Shalat juga salah satu dari rukun Islam. Dari Ibnu Umar radhiallahu’amhuma, Rasulullah Shallallahu’alaihi Wasallam bersabda:
“Islam dibangun di atas 5 perkara: bersyahadat bahwa tiada sesembahan yang haq kecuali Allah dan Muhammad adalah utusan Allah, mendirikan shalat, membayar zakat, haji ke Baitullah dan puasa Ramadhan.” (HR. Bukhari no.8, Muslim no. 16).
Tidak semua ibadah termasuk rukun Islam.

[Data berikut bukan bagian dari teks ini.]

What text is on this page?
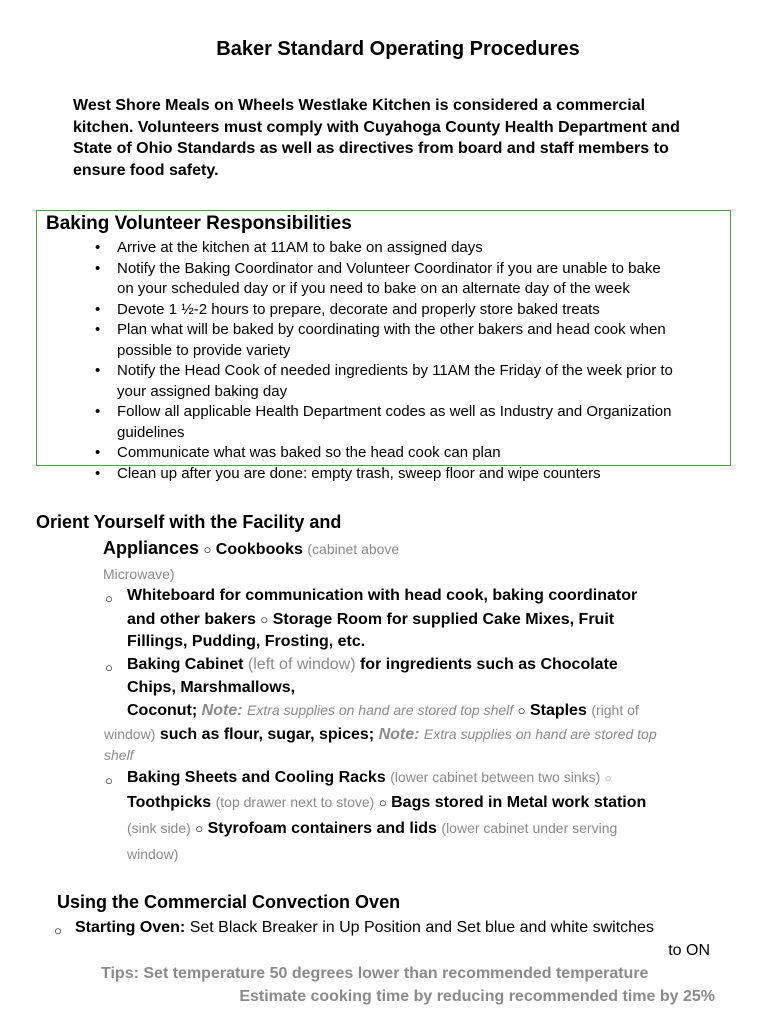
Baker Standard Operating Procedures
West Shore Meals on Wheels Westlake Kitchen is considered a commercial
kitchen. Volunteers must comply with Cuyahoga County Health Department and
State of Ohio Standards as well as directives from board and staff members to
ensure food safety.
Baking Volunteer Responsibilities
• Arrive at the kitchen at 11AM to bake on assigned days
• Notify the Baking Coordinator and Volunteer Coordinator if you are unable to bake
on your scheduled day or if you need to bake on an alternate day of the week
• Devote 1 ½-2 hours to prepare, decorate and properly store baked treats
• Plan what will be baked by coordinating with the other bakers and head cook when
possible to provide variety
• Notify the Head Cook of needed ingredients by 11AM the Friday of the week prior to
your assigned baking day
• Follow all applicable Health Department codes as well as Industry and Organization
guidelines
• Communicate what was baked so the head cook can plan
• Clean up after you are done: empty trash, sweep floor and wipe counters
Orient Yourself with the Facility and
Appliances ○ Cookbooks (cabinet above
Microwave)
○ Whiteboard for communication with head cook, baking coordinator
and other bakers ○ Storage Room for supplied Cake Mixes, Fruit
Fillings, Pudding, Frosting, etc.
○ Baking Cabinet (left of window) for ingredients such as Chocolate
Chips, Marshmallows,
Coconut; Note: Extra supplies on hand are stored top shelf ○ Staples (right of
window) such as flour, sugar, spices; Note: Extra supplies on hand are stored top
shelf
○ Baking Sheets and Cooling Racks (lower cabinet between two sinks) ○
Toothpicks (top drawer next to stove) ○ Bags stored in Metal work station
(sink side) ○ Styrofoam containers and lids (lower cabinet under serving
window)
Using the Commercial Convection Oven
○ Starting Oven: Set Black Breaker in Up Position and Set blue and white switches
to ON
Tips: Set temperature 50 degrees lower than recommended temperature
Estimate cooking time by reducing recommended time by 25%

Ini menunjukkan ibadah-ibadah yang termasuk rukun Islam adalah ibadah yang sangat penting dan urgen. Dan diantaranya adalah shalat.
Dengan begitu tingginya dan utamanya kedudukan shalat dalam Islam, meninggalkan ibadah ini pun berat konsekuensinya. Orang yang meninggalkan shalat karena berkeyakinan shalat 5 waktu itu tidak wajib, maka ia keluar dari Islam. Ini adalah ijma ulama tidak ada khilafiyah di antara mereka. Imam An Nawawi rahimahullah mengatakan:
“Jika seseorang meninggalkan shalat karena mengingkari wajibnya shalat, atau ia mengingkari wajibnya shalat walaupun tidak meninggalkan shalat, maka ia kafir murtad dari agama Islam berdasarkan ijma ulama kaum Muslimin” (Al Majmu’, 3/14).
Dalil Al Qur’an
Allah Ta’ala berfirman:
“Dan hendaknya mereka mendirikan shalat dan janganlah menjadi orang-orang yang Musyrik” (QS. Ar Rum: 31).
Allah menyebutkan dalam ayat ini, diantara tanda orang-orang yang menjadi musyrik adalah meninggalkan shalat. Allah Ta’ala juga berfirman:
“Maka datanglah sesudah mereka, pengganti (yang jelek) yang menyia-nyiakan shalat dan memperturutkan hawa nafsunya, maka mereka kelak akan menemui kesesatan” (QS. Maryam: 59).
Pada ayat-ayat selanjutnya Allah Ta’ala menyebutkan tentang keadaan kaum Mukmin beserta nikmat-nikmat yang Allah berikan kepada mereka. Lalu di ayat ini Allah menyebutkan kaum yang lain yang bukan kaum Mukminin. Dan salah satu ciri mereka adalah menyia-nyiakan shalat.
Dalil As Sunnah
Disebutkan juga dalam hadits dari Jabir bin Abdillah radhiallahu’anhu, Nabi Shallallahu’alaihi Wasallam bersabda:
“Pembatas bagi antara seseorang dengan syirik dan kufur adalah meninggalkan shalat” (HR. Muslim no. 82).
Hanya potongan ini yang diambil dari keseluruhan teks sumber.